One of the key sticking points in the 2011-12 state budget debate is whether to ask California voters to extend, for a few more years, temporary taxes enacted in 2009 that expire this year. Despite some regional differences, results from the November 2010 ballot suggest that voters are more willing to support revenues to help close the state’s remaining $9.6 billion budget gap than the debate playing out in the state Capitol would suggest.
– Scott Graves
February 10, 2010
Late last week, press reports noted that an initiative to repeal the September 2008 and February 2009 “dark-of-night” tax deals would be going forward. We’ve since independently confirmed reports that the California Teachers Association plans to gather signatures to restore California’s corporate tax laws to where they were prior to the midnight mischief.
A June 2009 CBP Brief documents the impact of the massive tax breaks that would go to a handful of the state’s largest and most profitable corporations under the two sets of changes. Repeal of these tax breaks would increase revenues by an estimated $600 million in 2010-11, rising to $1.7 billion in 2011-12, the first year the dark-of-night tax breaks would be fully in effect.
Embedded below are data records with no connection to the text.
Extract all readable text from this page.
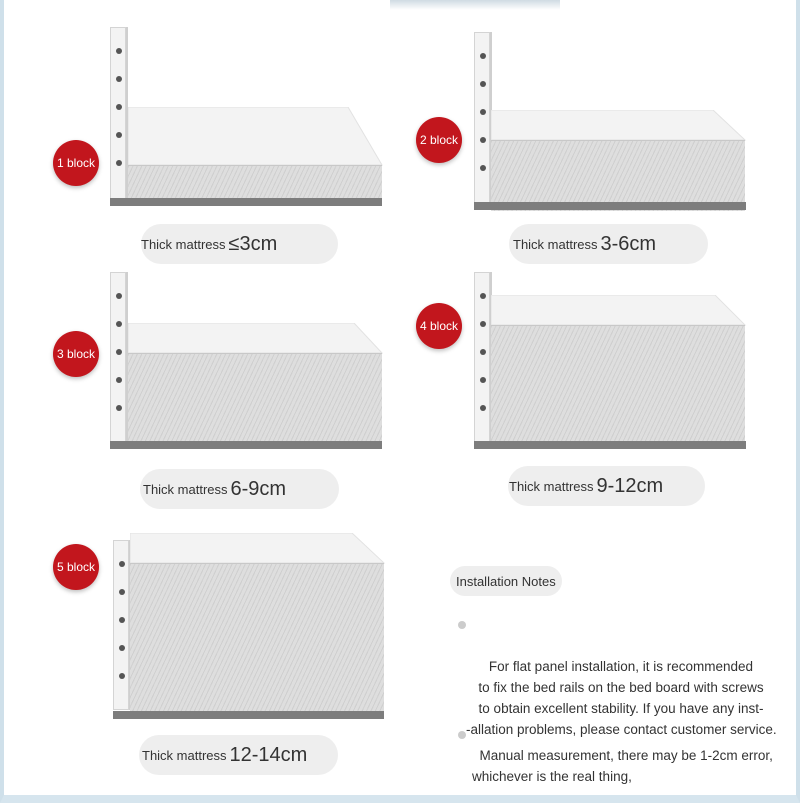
1 block
Thick mattress ≤3cm
2 block
Thick mattress 3-6cm
3 block
Thick mattress 6-9cm
4 block
Thick mattress 9-12cm
5 block
Thick mattress 12-14cm
Installation Notes

For flat panel installation, it is recommended
to fix the bed rails on the bed board with screws
to obtain excellent stability. If you have any inst-
-allation problems, please contact customer service.

Manual measurement, there may be 1-2cm error,
whichever is the real thing,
While that wouldn’t solve the state’s budget woes, the additional money would provide much needed funds that could be used to offset spending reductions in the Governor’s Proposed Budget. In 2010-11, for example, the additional $600 million would be enough to “buy out” the Governor’s proposed reductions to CalWORKs’ cash assistance grants, reimbursement rates for child care providers, the Healthy Families Program, and programs that provide assistance to legal immigrants. The $1.7 billion cost of the tax breaks at full implementation approximately equals the combined savings from the Governor’s proposed 2010-11 cut to funding for schools and community colleges and student aid plus the state’s savings from elimination of the Healthy Families Program.
We’ve said it before and we’ll say it here again before a new budget is inked into law. Budgets are about values and choices. And this one offers voters a particularly stark choice. And last, but not least, regardless of the ultimate outcome on election day, should the proposed measure qualify for the ballot, these tax breaks may get the one thing they didn’t get prior to enactment: A public hearing. That’s because the Legislature is required to hold a hearing on measures headed to the voters.